In the decode phase, GPUs are limited by memory bandwidth, not compute power. Larger batches allow the system to amortize the cost of loading model weights across more requests, improving efficiency. However, larger batches mean new requests must wait longer for the GPU to finish processing existing ones, increasing TTFT.
Is vLLM better than FasterTransformer?
For most general-purpose LLM serving tasks, vLLM is currently superior due to its PagedAttention mechanism, which manages memory more efficiently and supports dynamic batching.
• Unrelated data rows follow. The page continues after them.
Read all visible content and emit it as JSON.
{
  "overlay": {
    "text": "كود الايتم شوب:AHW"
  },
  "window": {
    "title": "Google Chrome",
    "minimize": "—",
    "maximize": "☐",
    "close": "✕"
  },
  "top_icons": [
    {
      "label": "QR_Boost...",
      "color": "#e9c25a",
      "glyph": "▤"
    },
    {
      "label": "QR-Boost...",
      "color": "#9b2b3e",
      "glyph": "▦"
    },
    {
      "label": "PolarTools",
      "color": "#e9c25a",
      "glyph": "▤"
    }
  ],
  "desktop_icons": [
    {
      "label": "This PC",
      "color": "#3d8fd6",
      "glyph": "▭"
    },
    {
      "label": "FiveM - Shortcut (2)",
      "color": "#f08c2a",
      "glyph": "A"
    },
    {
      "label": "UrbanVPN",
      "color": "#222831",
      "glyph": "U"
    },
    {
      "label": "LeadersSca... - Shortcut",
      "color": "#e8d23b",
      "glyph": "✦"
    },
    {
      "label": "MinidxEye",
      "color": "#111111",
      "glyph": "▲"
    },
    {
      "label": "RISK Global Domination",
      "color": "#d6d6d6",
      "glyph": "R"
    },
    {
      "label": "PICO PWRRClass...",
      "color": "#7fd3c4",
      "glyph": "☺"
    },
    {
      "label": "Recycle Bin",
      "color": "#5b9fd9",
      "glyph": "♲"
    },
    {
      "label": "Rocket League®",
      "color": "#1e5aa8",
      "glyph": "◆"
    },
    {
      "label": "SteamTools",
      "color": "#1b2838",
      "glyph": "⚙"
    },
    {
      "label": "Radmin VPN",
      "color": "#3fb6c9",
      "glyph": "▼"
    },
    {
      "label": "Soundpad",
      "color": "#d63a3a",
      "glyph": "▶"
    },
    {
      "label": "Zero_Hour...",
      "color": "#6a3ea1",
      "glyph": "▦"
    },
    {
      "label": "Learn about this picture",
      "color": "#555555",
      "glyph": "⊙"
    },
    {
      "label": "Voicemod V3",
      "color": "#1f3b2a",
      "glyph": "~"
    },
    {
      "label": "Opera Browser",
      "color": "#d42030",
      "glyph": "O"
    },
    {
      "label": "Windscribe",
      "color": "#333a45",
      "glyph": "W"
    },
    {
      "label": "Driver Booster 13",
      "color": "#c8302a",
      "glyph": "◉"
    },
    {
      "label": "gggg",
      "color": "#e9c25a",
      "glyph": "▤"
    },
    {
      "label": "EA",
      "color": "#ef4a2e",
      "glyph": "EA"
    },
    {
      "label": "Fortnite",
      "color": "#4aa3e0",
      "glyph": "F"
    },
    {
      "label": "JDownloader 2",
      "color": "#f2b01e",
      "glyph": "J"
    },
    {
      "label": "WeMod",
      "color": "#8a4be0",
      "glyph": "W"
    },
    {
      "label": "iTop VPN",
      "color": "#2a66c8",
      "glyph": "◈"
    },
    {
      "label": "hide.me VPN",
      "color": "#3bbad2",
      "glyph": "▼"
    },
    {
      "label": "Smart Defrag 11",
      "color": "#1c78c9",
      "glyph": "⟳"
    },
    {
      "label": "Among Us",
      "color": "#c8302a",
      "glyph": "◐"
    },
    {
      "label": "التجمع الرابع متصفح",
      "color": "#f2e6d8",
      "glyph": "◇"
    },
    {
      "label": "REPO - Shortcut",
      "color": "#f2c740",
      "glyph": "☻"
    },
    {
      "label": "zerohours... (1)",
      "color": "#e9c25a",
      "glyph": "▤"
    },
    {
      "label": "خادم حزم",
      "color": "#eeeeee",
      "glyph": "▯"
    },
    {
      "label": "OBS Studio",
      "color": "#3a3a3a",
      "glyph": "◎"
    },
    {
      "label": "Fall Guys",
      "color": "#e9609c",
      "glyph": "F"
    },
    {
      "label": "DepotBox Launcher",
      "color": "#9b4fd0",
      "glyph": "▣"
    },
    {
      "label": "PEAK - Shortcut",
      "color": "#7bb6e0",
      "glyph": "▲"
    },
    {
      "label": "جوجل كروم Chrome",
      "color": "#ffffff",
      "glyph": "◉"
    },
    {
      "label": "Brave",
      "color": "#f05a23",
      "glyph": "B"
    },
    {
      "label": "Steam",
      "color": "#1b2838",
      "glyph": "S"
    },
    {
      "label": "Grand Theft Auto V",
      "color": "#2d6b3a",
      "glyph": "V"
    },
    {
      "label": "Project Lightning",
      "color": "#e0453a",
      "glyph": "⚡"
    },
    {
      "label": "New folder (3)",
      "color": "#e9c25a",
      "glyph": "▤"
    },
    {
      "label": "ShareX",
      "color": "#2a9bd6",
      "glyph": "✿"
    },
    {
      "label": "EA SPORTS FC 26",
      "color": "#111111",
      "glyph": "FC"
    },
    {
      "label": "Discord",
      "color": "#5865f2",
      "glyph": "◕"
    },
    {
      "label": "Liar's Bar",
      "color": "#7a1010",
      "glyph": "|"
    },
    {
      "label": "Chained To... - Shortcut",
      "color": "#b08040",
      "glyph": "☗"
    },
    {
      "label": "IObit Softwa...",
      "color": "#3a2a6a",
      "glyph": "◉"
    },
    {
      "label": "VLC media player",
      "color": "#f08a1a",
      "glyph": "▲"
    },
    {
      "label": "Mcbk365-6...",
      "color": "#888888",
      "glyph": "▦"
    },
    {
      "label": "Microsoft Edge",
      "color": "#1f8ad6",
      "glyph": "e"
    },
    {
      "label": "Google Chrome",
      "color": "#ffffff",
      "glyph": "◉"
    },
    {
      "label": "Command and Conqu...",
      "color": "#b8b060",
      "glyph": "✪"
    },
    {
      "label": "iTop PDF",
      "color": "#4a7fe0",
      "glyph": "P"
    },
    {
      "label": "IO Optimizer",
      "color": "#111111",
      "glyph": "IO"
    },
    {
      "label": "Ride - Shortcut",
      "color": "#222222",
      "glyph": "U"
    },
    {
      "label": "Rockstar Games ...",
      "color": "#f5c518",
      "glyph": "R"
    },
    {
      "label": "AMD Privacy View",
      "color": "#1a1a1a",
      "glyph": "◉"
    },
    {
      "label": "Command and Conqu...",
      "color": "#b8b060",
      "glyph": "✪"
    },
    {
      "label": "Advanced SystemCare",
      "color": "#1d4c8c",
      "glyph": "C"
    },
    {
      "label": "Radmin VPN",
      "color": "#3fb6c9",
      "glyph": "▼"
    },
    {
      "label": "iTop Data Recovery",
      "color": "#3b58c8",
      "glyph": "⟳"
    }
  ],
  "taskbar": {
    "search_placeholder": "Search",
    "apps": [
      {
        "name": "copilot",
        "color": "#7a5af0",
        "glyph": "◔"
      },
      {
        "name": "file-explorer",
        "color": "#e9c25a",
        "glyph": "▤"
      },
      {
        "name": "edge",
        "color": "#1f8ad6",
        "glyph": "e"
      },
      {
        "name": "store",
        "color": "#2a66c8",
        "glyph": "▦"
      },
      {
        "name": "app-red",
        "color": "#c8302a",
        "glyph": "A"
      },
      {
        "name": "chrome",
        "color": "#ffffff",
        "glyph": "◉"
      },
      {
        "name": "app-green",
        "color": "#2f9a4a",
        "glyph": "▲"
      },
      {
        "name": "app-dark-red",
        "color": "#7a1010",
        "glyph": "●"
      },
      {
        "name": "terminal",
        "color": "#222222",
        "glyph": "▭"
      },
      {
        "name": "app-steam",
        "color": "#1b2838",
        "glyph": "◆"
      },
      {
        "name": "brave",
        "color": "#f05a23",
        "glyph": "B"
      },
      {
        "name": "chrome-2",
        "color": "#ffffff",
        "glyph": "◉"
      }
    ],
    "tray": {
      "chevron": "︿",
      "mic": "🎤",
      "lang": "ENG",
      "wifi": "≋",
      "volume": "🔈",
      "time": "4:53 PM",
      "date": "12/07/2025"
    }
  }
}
FasterTransformer is highly optimized for specific fixed-batch scenarios but lacks the flexibility for variable-length requests common in chat applications.
How does tensor parallelism affect inference speed?
Tensor parallelism reduces latency for the prefill phase by distributing computation across multiple GPUs. However, it increases communication overhead via all-reduce operations, which can degrade throughput and increase latency during the decode phase if the network bandwidth is insufficient.
What is Goodput in LLM inference?
Goodput measures the number of outputs that meet specific Service Level Objectives (SLOs) per second. Unlike raw throughput, which counts all tokens, goodput filters out requests that failed to meet latency or quality targets, providing a more accurate metric of effective system performance for users.